HSV-1- and HSV-2-specific LAMP specifically amplified HSV-1 and HSV-2 DNA, respectively, exhibiting no cross-reactivity with other human herpesviruses, including another member of the subfamily Alphaherpesvirinae, VZV (Fig. 1). This specificity was confirmed by agarose gel electrophoresis and turbidity assay. Although the capability to distinguish between HSV-1 and HSV-2 infection is not crucial for correct administration of antiviral drugs, this discrimination is important from an epidemiological or public health standpoint. As a consequence of the experiment used for determination of the assay sensitivity, it was suggested that the turbidity assay is a less sensitive detection method than agarose gel electrophoresis, as previously suggested (23). However, the turbidity assay is more appropriate for bedside monitoring due to its ease and rapidity. Additionally, turbidity measurement of LAMP products allows a reduction in operation time and reduces contamination risks because of the absence of agarose gel electrophoresis.

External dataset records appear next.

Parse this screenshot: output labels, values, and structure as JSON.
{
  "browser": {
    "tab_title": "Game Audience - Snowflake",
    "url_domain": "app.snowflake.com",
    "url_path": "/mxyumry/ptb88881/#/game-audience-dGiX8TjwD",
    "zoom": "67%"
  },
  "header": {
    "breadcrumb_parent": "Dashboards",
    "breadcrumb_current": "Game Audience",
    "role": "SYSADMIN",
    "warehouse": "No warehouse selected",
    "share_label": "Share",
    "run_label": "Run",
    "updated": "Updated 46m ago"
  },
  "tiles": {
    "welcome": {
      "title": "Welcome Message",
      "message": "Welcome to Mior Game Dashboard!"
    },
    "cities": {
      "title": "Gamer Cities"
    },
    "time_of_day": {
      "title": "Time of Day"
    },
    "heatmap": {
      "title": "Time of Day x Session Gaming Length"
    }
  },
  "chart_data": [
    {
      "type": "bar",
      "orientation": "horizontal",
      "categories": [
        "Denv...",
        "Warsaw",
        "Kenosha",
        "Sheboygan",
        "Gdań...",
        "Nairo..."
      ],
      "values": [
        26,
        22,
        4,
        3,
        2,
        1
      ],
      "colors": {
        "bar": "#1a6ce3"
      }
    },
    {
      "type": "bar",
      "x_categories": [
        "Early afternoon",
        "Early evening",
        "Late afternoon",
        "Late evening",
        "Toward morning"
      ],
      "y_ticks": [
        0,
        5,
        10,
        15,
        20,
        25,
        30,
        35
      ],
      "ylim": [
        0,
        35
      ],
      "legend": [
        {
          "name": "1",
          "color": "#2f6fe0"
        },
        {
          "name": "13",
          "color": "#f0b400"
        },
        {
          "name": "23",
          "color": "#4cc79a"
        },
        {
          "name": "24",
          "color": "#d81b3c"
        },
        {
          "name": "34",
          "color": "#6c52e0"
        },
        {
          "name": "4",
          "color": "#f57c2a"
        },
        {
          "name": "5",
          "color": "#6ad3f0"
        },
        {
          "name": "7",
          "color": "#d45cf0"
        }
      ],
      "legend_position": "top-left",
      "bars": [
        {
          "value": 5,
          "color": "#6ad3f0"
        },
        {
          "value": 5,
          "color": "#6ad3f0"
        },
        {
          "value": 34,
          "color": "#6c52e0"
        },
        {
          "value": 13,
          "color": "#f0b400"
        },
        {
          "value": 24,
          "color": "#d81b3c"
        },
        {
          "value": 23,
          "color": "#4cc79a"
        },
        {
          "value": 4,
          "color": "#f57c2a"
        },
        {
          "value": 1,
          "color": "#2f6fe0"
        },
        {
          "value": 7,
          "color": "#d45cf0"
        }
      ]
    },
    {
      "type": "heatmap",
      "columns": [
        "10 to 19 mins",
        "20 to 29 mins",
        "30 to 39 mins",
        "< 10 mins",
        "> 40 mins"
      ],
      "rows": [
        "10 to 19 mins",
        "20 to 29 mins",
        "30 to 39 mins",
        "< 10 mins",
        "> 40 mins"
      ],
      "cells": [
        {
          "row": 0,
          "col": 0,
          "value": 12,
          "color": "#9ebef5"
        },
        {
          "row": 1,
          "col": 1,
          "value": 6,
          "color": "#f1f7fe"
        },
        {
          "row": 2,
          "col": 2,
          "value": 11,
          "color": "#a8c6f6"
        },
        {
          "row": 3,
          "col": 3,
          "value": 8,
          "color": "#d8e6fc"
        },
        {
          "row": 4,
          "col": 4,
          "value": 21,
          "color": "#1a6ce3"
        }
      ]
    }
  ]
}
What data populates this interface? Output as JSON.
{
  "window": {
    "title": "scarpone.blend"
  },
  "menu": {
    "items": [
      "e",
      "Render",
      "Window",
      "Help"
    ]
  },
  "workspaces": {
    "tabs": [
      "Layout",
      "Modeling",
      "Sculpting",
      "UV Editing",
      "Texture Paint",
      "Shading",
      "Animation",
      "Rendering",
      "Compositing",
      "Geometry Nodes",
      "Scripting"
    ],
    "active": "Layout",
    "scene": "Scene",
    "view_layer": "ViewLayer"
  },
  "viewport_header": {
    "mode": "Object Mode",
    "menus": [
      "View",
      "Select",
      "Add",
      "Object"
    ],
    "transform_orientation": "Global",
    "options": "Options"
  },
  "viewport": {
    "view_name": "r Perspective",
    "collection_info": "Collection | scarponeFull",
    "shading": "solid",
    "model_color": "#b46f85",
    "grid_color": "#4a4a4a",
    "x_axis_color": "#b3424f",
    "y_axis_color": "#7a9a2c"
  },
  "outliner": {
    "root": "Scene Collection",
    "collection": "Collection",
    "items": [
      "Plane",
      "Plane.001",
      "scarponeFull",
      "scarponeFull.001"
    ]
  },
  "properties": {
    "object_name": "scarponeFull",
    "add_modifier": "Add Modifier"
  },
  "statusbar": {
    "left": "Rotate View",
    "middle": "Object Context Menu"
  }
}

We also evaluated the reliability of HSV type-specific LAMP in the detection of viral DNA from different clinical specimens. Although HSV-1 LAMP products were detected by agarose gel electrophoresis in 10 of the 18 swab samples (sterilized water) collected from patients with vesicular skin lesions and gingivostomatitis suspected as HSV infection, no HSV-2 LAMP products were detected in these samples. All five swab samples (culture medium) collected from the lesions of patients with genital herpes contained HSV-2 LAMP products. These results corresponded well with those from real-time PCR analysis, suggesting that HSV type-specific LAMP is a reliable method for the detection of viral DNA in clinical samples. Although an HSV-1 LAMP product could not be detected in one HSV-1-positive sample by turbidity assay, this inconsistency is probably due to low copy numbers. As the majority of clinical samples (e.g., skin eruptions, oral ulcers, and genital lesions) contain large quantities of viral DNA, the sensitivity of type-specific LAMP by turbidity assay is likely sufficient for the evaluation of most clinical samples. Moreover, all amplification steps are completed within 30 min with an LA-200, and it is a cheaper piece of equipment than that required for real-time PCR, which are major advantages for hospital laboratory use.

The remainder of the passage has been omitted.